I have been try to extract text from pdf and thanks to itext i can extract whole text. However, i am trying to detect headings' fonts and by using this info i am planning to extract only those texts between two specific headings. For example in a scientific paper i want to extract only "introduction" part. To do this i applied to the following link.
Getting Text fonts from a pdf file using iText
However, it seems to give the same font type for all words which is not correct when i check it manually(copy paste to word document enables me to see the different fonts). Here is the code that i wrote.
PdfReader reader = new PdfReader(pdf);
PrintWriter out = new PrintWriter(new OutputStreamWriter(new FileOutputStream(txt), "UTF-8"));
SemTextExtractionStrategy semTextExtractionStrategy = new SemTextExtractionStrategy();
for (int j = 1; j <= reader.getNumberOfPages(); j++) {
out.println(PdfTextExtractor.getTextFromPage(reader, j, semTextExtractionStrategy));}
out.flush();
out.close();
And the class that I create for extraction strategy.
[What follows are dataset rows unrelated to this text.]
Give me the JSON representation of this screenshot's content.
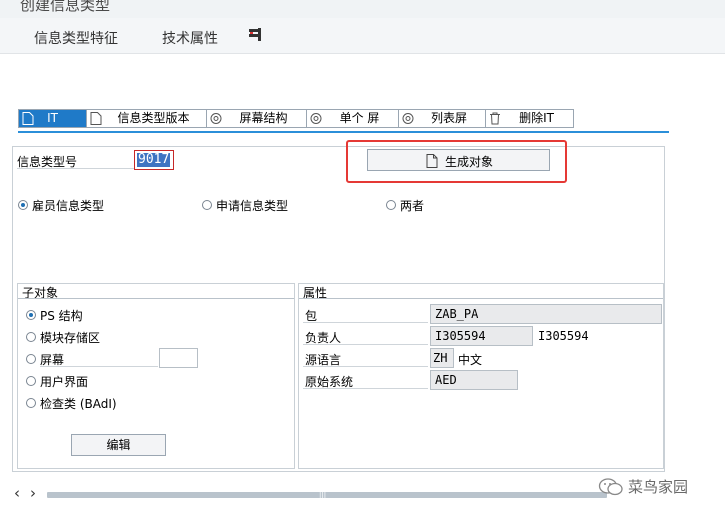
{
  "window": {
    "title": "创建信息类型"
  },
  "menu": {
    "item1": "信息类型特征",
    "item2": "技术属性"
  },
  "tabs": [
    {
      "label": "IT"
    },
    {
      "label": "信息类型版本"
    },
    {
      "label": "屏幕结构"
    },
    {
      "label": "单个 屏"
    },
    {
      "label": "列表屏"
    },
    {
      "label": "删除IT"
    }
  ],
  "form": {
    "infotype_label": "信息类型号",
    "infotype_value": "9017",
    "create_button": "生成对象"
  },
  "infotype_category": {
    "options": [
      "雇员信息类型",
      "申请信息类型",
      "两者"
    ],
    "selected": "雇员信息类型"
  },
  "subobjects": {
    "title": "子对象",
    "options": [
      "PS 结构",
      "模块存储区",
      "屏幕",
      "用户界面",
      "检查类 (BAdI)"
    ],
    "selected": "PS 结构",
    "edit_button": "编辑"
  },
  "attributes": {
    "title": "属性",
    "package_label": "包",
    "package_value": "ZAB_PA",
    "owner_label": "负责人",
    "owner_value": "I305594",
    "owner_display": "I305594",
    "lang_label": "源语言",
    "lang_value": "ZH",
    "lang_text": "中文",
    "system_label": "原始系统",
    "system_value": "AED"
  },
  "scroll": {
    "left_arrow": "‹",
    "right_arrow": "›",
    "grip": "|||"
  },
  "watermark": {
    "text": "菜鸟家园"
  },
  "colors": {
    "accent": "#1f7ac8",
    "highlight_border": "#e53935"
  }
}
public class SemTextExtractionStrategy implements TextExtractionStrategy {
private String text;
@Override
public void beginTextBlock() {
}
@Override
public void renderText(TextRenderInfo renderInfo) {
text = renderInfo.getText();
System.out.println(renderInfo.getFont().getFontType());
System.out.println(renderInfo.getFont().getFullFontName());
System.out.println(text);
}
@Override
public void endTextBlock() {
}
@Override
public void renderImage(ImageRenderInfo renderInfo) {
}
@Override
public String getResultantText() {
return text;
}
}
public static void main(String args[]) {
trial credentials = new trial();
}}
As a result of this code I get such results. All of them have font type 4.
...
4 --> font type
[[Ljava.lang.String;@4371767c --> font getFullFontName() ---> it must be HelveticaNeue-Bold
INTRODUCTION --> original text
4
[[Ljava.lang.String;@4e19e97b --> it must be AGaramond-Regular
We
4
[[Ljava.lang.String;@72fb24c --> it must be AGaramond-Regular
have
...